The most coveted job in fundyland is, of course, that of being the Head Honcho, The Big Cheesy Grin, and the Man Who (Practically) Walks On Water: the Senior Pastor. But it is not everyone who can sit upon that throne or preach from behind that Sacred Desk. For many have The Call(TM) but fewer are actually chosen to lead. If you would be one of the congregation of the blessed, here are the paths you must follow.
1. Be The Son of a Preacher Man. The quickest way to ascend to a position of power is by birth. It’s even better if you actually have the same name as your father or grandfather. Neoptism is the divine right of Kings James Onlyists.
2. Marry the Daughter of a Preacher Man. This takes a bit more work and a few more years of preparation but the end result is much the same as being a blood relative. Consider the time of Jacob’s trouble and carefully count the cost.

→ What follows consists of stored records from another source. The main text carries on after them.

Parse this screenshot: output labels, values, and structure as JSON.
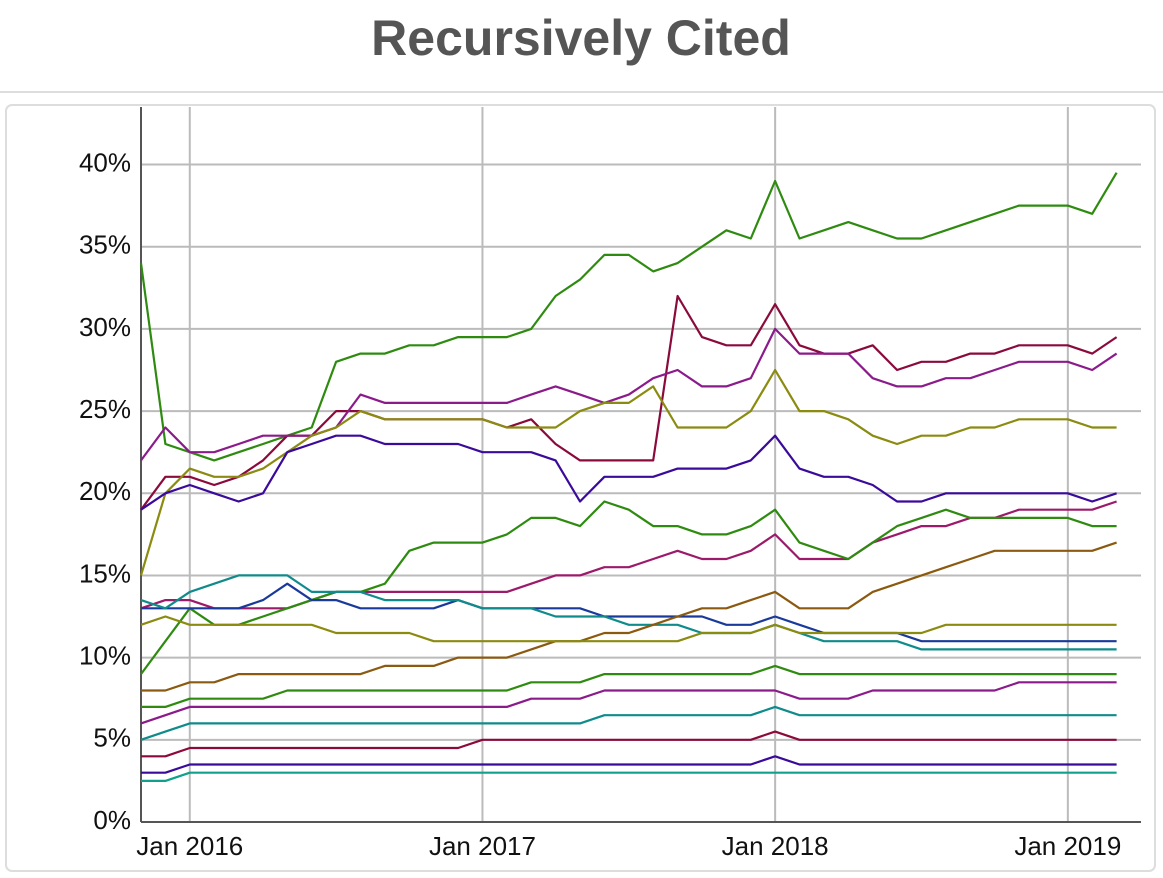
{
  "chart_data": {
    "type": "line",
    "title": "Recursively Cited",
    "x": [
      "2015-11",
      "2015-12",
      "2016-01",
      "2016-02",
      "2016-03",
      "2016-04",
      "2016-05",
      "2016-06",
      "2016-07",
      "2016-08",
      "2016-09",
      "2016-10",
      "2016-11",
      "2016-12",
      "2017-01",
      "2017-02",
      "2017-03",
      "2017-04",
      "2017-05",
      "2017-06",
      "2017-07",
      "2017-08",
      "2017-09",
      "2017-10",
      "2017-11",
      "2017-12",
      "2018-01",
      "2018-02",
      "2018-03",
      "2018-04",
      "2018-05",
      "2018-06",
      "2018-07",
      "2018-08",
      "2018-09",
      "2018-10",
      "2018-11",
      "2018-12",
      "2019-01",
      "2019-02",
      "2019-03"
    ],
    "xlim": [
      "2015-11",
      "2019-04"
    ],
    "xticks": [
      {
        "value": "2016-01",
        "label": "Jan 2016"
      },
      {
        "value": "2017-01",
        "label": "Jan 2017"
      },
      {
        "value": "2018-01",
        "label": "Jan 2018"
      },
      {
        "value": "2019-01",
        "label": "Jan 2019"
      }
    ],
    "ylim": [
      0,
      43.5
    ],
    "yticks": [
      {
        "value": 0,
        "label": "0%"
      },
      {
        "value": 5,
        "label": "5%"
      },
      {
        "value": 10,
        "label": "10%"
      },
      {
        "value": 15,
        "label": "15%"
      },
      {
        "value": 20,
        "label": "20%"
      },
      {
        "value": 25,
        "label": "25%"
      },
      {
        "value": 30,
        "label": "30%"
      },
      {
        "value": 35,
        "label": "35%"
      },
      {
        "value": 40,
        "label": "40%"
      }
    ],
    "grid": true,
    "series": [
      {
        "color": "#2e8b10",
        "values": [
          34,
          23,
          22.5,
          22,
          22.5,
          23,
          23.5,
          24,
          28,
          28.5,
          28.5,
          29,
          29,
          29.5,
          29.5,
          29.5,
          30,
          32,
          33,
          34.5,
          34.5,
          33.5,
          34,
          35,
          36,
          35.5,
          39,
          35.5,
          36,
          36.5,
          36,
          35.5,
          35.5,
          36,
          36.5,
          37,
          37.5,
          37.5,
          37.5,
          37,
          39.5
        ]
      },
      {
        "color": "#8b0a3c",
        "values": [
          19,
          21,
          21,
          20.5,
          21,
          22,
          23.5,
          23.5,
          25,
          25,
          24.5,
          24.5,
          24.5,
          24.5,
          24.5,
          24,
          24.5,
          23,
          22,
          22,
          22,
          22,
          32,
          29.5,
          29,
          29,
          31.5,
          29,
          28.5,
          28.5,
          29,
          27.5,
          28,
          28,
          28.5,
          28.5,
          29,
          29,
          29,
          28.5,
          29.5
        ]
      },
      {
        "color": "#8b1a8b",
        "values": [
          22,
          24,
          22.5,
          22.5,
          23,
          23.5,
          23.5,
          23.5,
          24,
          26,
          25.5,
          25.5,
          25.5,
          25.5,
          25.5,
          25.5,
          26,
          26.5,
          26,
          25.5,
          26,
          27,
          27.5,
          26.5,
          26.5,
          27,
          30,
          28.5,
          28.5,
          28.5,
          27,
          26.5,
          26.5,
          27,
          27,
          27.5,
          28,
          28,
          28,
          27.5,
          28.5
        ]
      },
      {
        "color": "#8b8b10",
        "values": [
          15,
          20,
          21.5,
          21,
          21,
          21.5,
          22.5,
          23.5,
          24,
          25,
          24.5,
          24.5,
          24.5,
          24.5,
          24.5,
          24,
          24,
          24,
          25,
          25.5,
          25.5,
          26.5,
          24,
          24,
          24,
          25,
          27.5,
          25,
          25,
          24.5,
          23.5,
          23,
          23.5,
          23.5,
          24,
          24,
          24.5,
          24.5,
          24.5,
          24,
          24
        ]
      },
      {
        "color": "#3a0a9b",
        "values": [
          19,
          20,
          20.5,
          20,
          19.5,
          20,
          22.5,
          23,
          23.5,
          23.5,
          23,
          23,
          23,
          23,
          22.5,
          22.5,
          22.5,
          22,
          19.5,
          21,
          21,
          21,
          21.5,
          21.5,
          21.5,
          22,
          23.5,
          21.5,
          21,
          21,
          20.5,
          19.5,
          19.5,
          20,
          20,
          20,
          20,
          20,
          20,
          19.5,
          20
        ]
      },
      {
        "color": "#9b1a6a",
        "values": [
          13,
          13.5,
          13.5,
          13,
          13,
          13,
          13,
          13.5,
          14,
          14,
          14,
          14,
          14,
          14,
          14,
          14,
          14.5,
          15,
          15,
          15.5,
          15.5,
          16,
          16.5,
          16,
          16,
          16.5,
          17.5,
          16,
          16,
          16,
          17,
          17.5,
          18,
          18,
          18.5,
          18.5,
          19,
          19,
          19,
          19,
          19.5
        ]
      },
      {
        "color": "#2e8b10",
        "values": [
          9,
          11,
          13,
          12,
          12,
          12.5,
          13,
          13.5,
          14,
          14,
          14.5,
          16.5,
          17,
          17,
          17,
          17.5,
          18.5,
          18.5,
          18,
          19.5,
          19,
          18,
          18,
          17.5,
          17.5,
          18,
          19,
          17,
          16.5,
          16,
          17,
          18,
          18.5,
          19,
          18.5,
          18.5,
          18.5,
          18.5,
          18.5,
          18,
          18
        ]
      },
      {
        "color": "#1a3a9b",
        "values": [
          13,
          13,
          13,
          13,
          13,
          13.5,
          14.5,
          13.5,
          13.5,
          13,
          13,
          13,
          13,
          13.5,
          13,
          13,
          13,
          13,
          13,
          12.5,
          12.5,
          12.5,
          12.5,
          12.5,
          12,
          12,
          12.5,
          12,
          11.5,
          11.5,
          11.5,
          11.5,
          11,
          11,
          11,
          11,
          11,
          11,
          11,
          11,
          11
        ]
      },
      {
        "color": "#108b8b",
        "values": [
          13.5,
          13,
          14,
          14.5,
          15,
          15,
          15,
          14,
          14,
          14,
          13.5,
          13.5,
          13.5,
          13.5,
          13,
          13,
          13,
          12.5,
          12.5,
          12.5,
          12,
          12,
          12,
          11.5,
          11.5,
          11.5,
          12,
          11.5,
          11,
          11,
          11,
          11,
          10.5,
          10.5,
          10.5,
          10.5,
          10.5,
          10.5,
          10.5,
          10.5,
          10.5
        ]
      },
      {
        "color": "#8b5a10",
        "values": [
          8,
          8,
          8.5,
          8.5,
          9,
          9,
          9,
          9,
          9,
          9,
          9.5,
          9.5,
          9.5,
          10,
          10,
          10,
          10.5,
          11,
          11,
          11.5,
          11.5,
          12,
          12.5,
          13,
          13,
          13.5,
          14,
          13,
          13,
          13,
          14,
          14.5,
          15,
          15.5,
          16,
          16.5,
          16.5,
          16.5,
          16.5,
          16.5,
          17
        ]
      },
      {
        "color": "#8b8b10",
        "values": [
          12,
          12.5,
          12,
          12,
          12,
          12,
          12,
          12,
          11.5,
          11.5,
          11.5,
          11.5,
          11,
          11,
          11,
          11,
          11,
          11,
          11,
          11,
          11,
          11,
          11,
          11.5,
          11.5,
          11.5,
          12,
          11.5,
          11.5,
          11.5,
          11.5,
          11.5,
          11.5,
          12,
          12,
          12,
          12,
          12,
          12,
          12,
          12
        ]
      },
      {
        "color": "#2e8b10",
        "values": [
          7,
          7,
          7.5,
          7.5,
          7.5,
          7.5,
          8,
          8,
          8,
          8,
          8,
          8,
          8,
          8,
          8,
          8,
          8.5,
          8.5,
          8.5,
          9,
          9,
          9,
          9,
          9,
          9,
          9,
          9.5,
          9,
          9,
          9,
          9,
          9,
          9,
          9,
          9,
          9,
          9,
          9,
          9,
          9,
          9
        ]
      },
      {
        "color": "#8b1a8b",
        "values": [
          6,
          6.5,
          7,
          7,
          7,
          7,
          7,
          7,
          7,
          7,
          7,
          7,
          7,
          7,
          7,
          7,
          7.5,
          7.5,
          7.5,
          8,
          8,
          8,
          8,
          8,
          8,
          8,
          8,
          7.5,
          7.5,
          7.5,
          8,
          8,
          8,
          8,
          8,
          8,
          8.5,
          8.5,
          8.5,
          8.5,
          8.5
        ]
      },
      {
        "color": "#108b8b",
        "values": [
          5,
          5.5,
          6,
          6,
          6,
          6,
          6,
          6,
          6,
          6,
          6,
          6,
          6,
          6,
          6,
          6,
          6,
          6,
          6,
          6.5,
          6.5,
          6.5,
          6.5,
          6.5,
          6.5,
          6.5,
          7,
          6.5,
          6.5,
          6.5,
          6.5,
          6.5,
          6.5,
          6.5,
          6.5,
          6.5,
          6.5,
          6.5,
          6.5,
          6.5,
          6.5
        ]
      },
      {
        "color": "#8b0a3c",
        "values": [
          4,
          4,
          4.5,
          4.5,
          4.5,
          4.5,
          4.5,
          4.5,
          4.5,
          4.5,
          4.5,
          4.5,
          4.5,
          4.5,
          5,
          5,
          5,
          5,
          5,
          5,
          5,
          5,
          5,
          5,
          5,
          5,
          5.5,
          5,
          5,
          5,
          5,
          5,
          5,
          5,
          5,
          5,
          5,
          5,
          5,
          5,
          5
        ]
      },
      {
        "color": "#3a0a9b",
        "values": [
          3,
          3,
          3.5,
          3.5,
          3.5,
          3.5,
          3.5,
          3.5,
          3.5,
          3.5,
          3.5,
          3.5,
          3.5,
          3.5,
          3.5,
          3.5,
          3.5,
          3.5,
          3.5,
          3.5,
          3.5,
          3.5,
          3.5,
          3.5,
          3.5,
          3.5,
          4,
          3.5,
          3.5,
          3.5,
          3.5,
          3.5,
          3.5,
          3.5,
          3.5,
          3.5,
          3.5,
          3.5,
          3.5,
          3.5,
          3.5
        ]
      },
      {
        "color": "#10a08b",
        "values": [
          2.5,
          2.5,
          3,
          3,
          3,
          3,
          3,
          3,
          3,
          3,
          3,
          3,
          3,
          3,
          3,
          3,
          3,
          3,
          3,
          3,
          3,
          3,
          3,
          3,
          3,
          3,
          3,
          3,
          3,
          3,
          3,
          3,
          3,
          3,
          3,
          3,
          3,
          3,
          3,
          3,
          3
        ]
      }
    ]
  }
}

3. Get into a highly-visible position at your Fundy U . Such positions include: Class President, Traveling Troubadour with a promotional group, or The Loudest Guy On The Street Preaching Team. If you’re trying this route it greatly helps if you’re good looking and dating a pretty potential preacher’s wife. People notice that stuff.
4. Win the Sermon Contest at your Fundy U. Seriously. That’s a thing.

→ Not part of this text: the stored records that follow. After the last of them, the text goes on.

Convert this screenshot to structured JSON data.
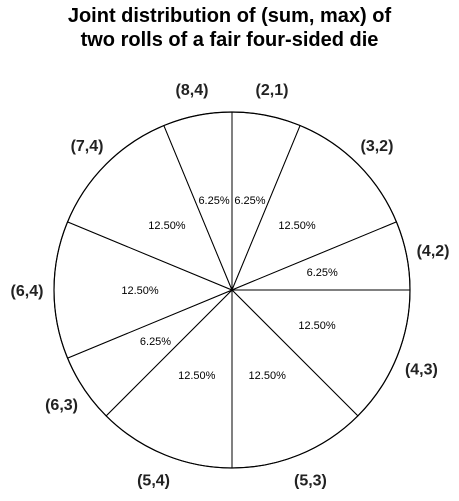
{
  "chart_data": {
    "type": "pie",
    "title_line1": "Joint distribution of (sum, max) of",
    "title_line2": "two rolls of a fair four-sided die",
    "slices": [
      {
        "label": "(2,1)",
        "value": 6.25,
        "pct_text": "6.25%"
      },
      {
        "label": "(3,2)",
        "value": 12.5,
        "pct_text": "12.50%"
      },
      {
        "label": "(4,2)",
        "value": 6.25,
        "pct_text": "6.25%"
      },
      {
        "label": "(4,3)",
        "value": 12.5,
        "pct_text": "12.50%"
      },
      {
        "label": "(5,3)",
        "value": 12.5,
        "pct_text": "12.50%"
      },
      {
        "label": "(5,4)",
        "value": 12.5,
        "pct_text": "12.50%"
      },
      {
        "label": "(6,3)",
        "value": 6.25,
        "pct_text": "6.25%"
      },
      {
        "label": "(6,4)",
        "value": 12.5,
        "pct_text": "12.50%"
      },
      {
        "label": "(7,4)",
        "value": 12.5,
        "pct_text": "12.50%"
      },
      {
        "label": "(8,4)",
        "value": 6.25,
        "pct_text": "6.25%"
      }
    ],
    "start": "top",
    "direction": "clockwise",
    "fill_color": "#ffffff",
    "stroke_color": "#000000"
  }
}
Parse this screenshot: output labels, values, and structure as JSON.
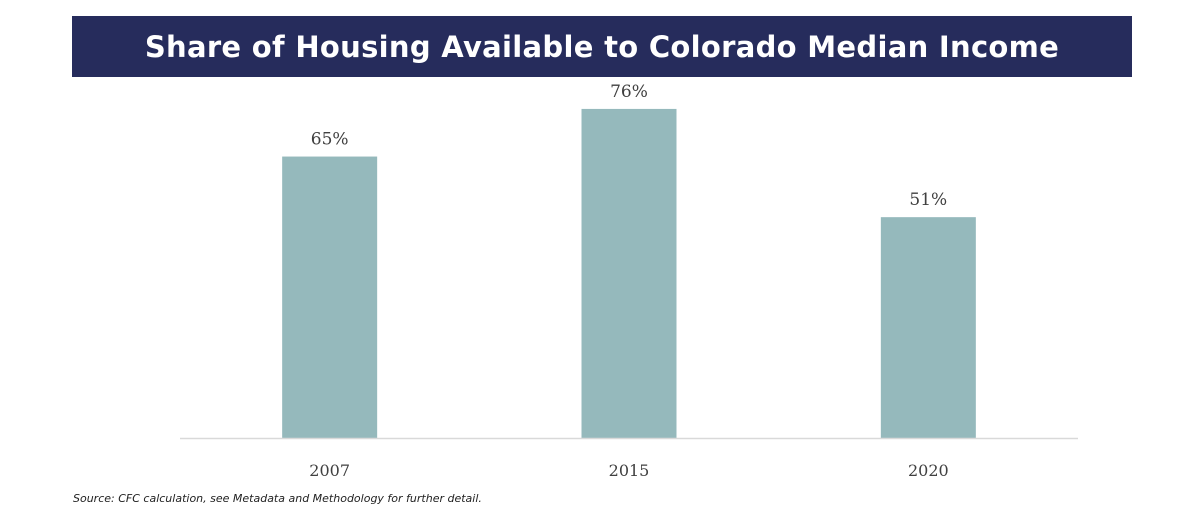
{
  "colors": {
    "banner": "#262c5c",
    "bar": "#95b9bc",
    "axis": "#d9d9d9",
    "label_text": "#404040"
  },
  "chart_data": {
    "type": "bar",
    "title": "Share of Housing Available to Colorado Median Income",
    "categories": [
      "2007",
      "2015",
      "2020"
    ],
    "values": [
      65,
      76,
      51
    ],
    "value_labels": [
      "65%",
      "76%",
      "51%"
    ],
    "unit": "%",
    "ylim": [
      0,
      80
    ],
    "grid": false,
    "legend": "none"
  },
  "source_note": "Source: CFC calculation, see Metadata and Methodology for further detail."
}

5. Poison all the other preacher boys. Failing that you can at least poison people’s minds against them by accusing them all of being closet Calvinists.
6. Just wait and do the dirty work at somebody else’s church. This is a risky proposition since once you’re seen as a follower and not a leader chances are good that the church people will pass you by for someone else once your current pastor is gone.
7. Start your own brand new church. Steal people from other ministries. Profit.
Becoming a prominent pastor requires a little luck, a whole lot of political maneuvering, and lungs of leather. But almost every famous fundy has followed one of these seven steps to glory.